Bu durum karşısında mahkemece, yukarıda açıklanan hususlar gözden kaçırılarak, yazılı şekilde karar verilmesi doğru görülmemiş, davacılar vekilinin istinaf itirazlarının kabulü ile HMK’nın 353/1-a-6. maddesi gereğince yerel mahkeme kararının kaldırılmasına, davanın yeniden görülmesi için dosyanın kararı veren mahkemeye gönderilmesine, kararın niteliğine göre davacılar vekilinin diğer istinaf itirazlarının bu aşamada incelenmesine yer olmadığına karar vermek gerekmiştir.

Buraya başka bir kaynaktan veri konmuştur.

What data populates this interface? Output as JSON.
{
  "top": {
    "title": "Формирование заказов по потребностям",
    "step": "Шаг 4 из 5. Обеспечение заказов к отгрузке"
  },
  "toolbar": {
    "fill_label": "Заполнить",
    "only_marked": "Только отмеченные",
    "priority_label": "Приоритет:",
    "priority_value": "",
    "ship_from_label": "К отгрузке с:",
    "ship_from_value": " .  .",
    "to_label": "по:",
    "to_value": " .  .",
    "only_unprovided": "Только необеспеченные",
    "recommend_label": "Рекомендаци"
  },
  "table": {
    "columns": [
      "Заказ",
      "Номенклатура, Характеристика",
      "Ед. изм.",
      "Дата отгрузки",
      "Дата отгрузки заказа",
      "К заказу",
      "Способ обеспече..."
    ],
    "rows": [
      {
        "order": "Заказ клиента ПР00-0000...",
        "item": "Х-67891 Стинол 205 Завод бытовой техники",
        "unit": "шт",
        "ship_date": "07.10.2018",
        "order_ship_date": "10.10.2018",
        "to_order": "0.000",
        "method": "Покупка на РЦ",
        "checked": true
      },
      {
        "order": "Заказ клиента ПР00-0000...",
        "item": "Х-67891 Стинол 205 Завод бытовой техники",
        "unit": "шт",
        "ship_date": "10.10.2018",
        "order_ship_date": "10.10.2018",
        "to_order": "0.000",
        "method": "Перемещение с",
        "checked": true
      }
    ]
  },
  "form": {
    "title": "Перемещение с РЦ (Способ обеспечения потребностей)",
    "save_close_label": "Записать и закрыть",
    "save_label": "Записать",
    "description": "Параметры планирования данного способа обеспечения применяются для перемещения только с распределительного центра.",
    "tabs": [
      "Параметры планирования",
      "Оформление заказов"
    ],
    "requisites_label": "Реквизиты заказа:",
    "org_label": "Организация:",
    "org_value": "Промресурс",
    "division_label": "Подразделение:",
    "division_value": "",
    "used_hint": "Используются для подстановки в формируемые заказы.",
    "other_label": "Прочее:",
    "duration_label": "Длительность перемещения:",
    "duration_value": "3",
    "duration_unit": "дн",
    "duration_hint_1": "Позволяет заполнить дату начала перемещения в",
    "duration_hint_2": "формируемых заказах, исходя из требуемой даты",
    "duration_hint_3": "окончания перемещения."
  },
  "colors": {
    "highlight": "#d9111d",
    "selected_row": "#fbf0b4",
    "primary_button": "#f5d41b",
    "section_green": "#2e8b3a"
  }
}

HÜKÜM : Gerekçesi yukarıda belirtildiği üzere;
1-Davacılar vekilinin istinaf başvurusunun HMK’nin 353/1-a-6. maddesi gereğince KABULÜ ile Ankara 14. Asliye Ticaret Mahkemesi 29/09/2022 gün ve 2022/216.Esas – 2022/595 Karar sayılı kararının KALDIRILMASINA;
2-Dosyanın, davanın yeniden görülmesi için mahkemesine İADESİNE,
3-Davacılar vekilinin diğer istinaf itirazlarının bu aşamada incelenmesine yer olmadığına,
4-Davacılar tarafından yatırılan 80,70-TL istinaf karar ve ilam harcının karar kesinleştiğinden, talebi halinde davacılara iadesine,
5-İstinaf aşamasında duruşma açılmadığından taraflar lehine vekalet ücreti takdirine yer olmadığına,
6-İstinaf aşamasında yapılan yargılama giderlerinin ilk derece mahkemesince yapılacak yargılamada değerlendirilmesine,
7-Kararın tebliği ve harç işlemlerinin yerel mahkeme tarafından yaptırılmasına,
Dair, dosya üzerinde yapılan inceleme sonucunda oybirliği ile 30/12/2022 tarihinde HMK 353/1-a-6 maddesi uyarınca KESİN olmak üzere karar verildi.

GEREKÇELİ KARARIN YAZILDIĞI TARİH : 30/12/2022

Başkan

Üye

Üye

Katip

Bu belge 5070 sayılı Yasa hükümlerine göre elektronik olarak imzalanmıştır.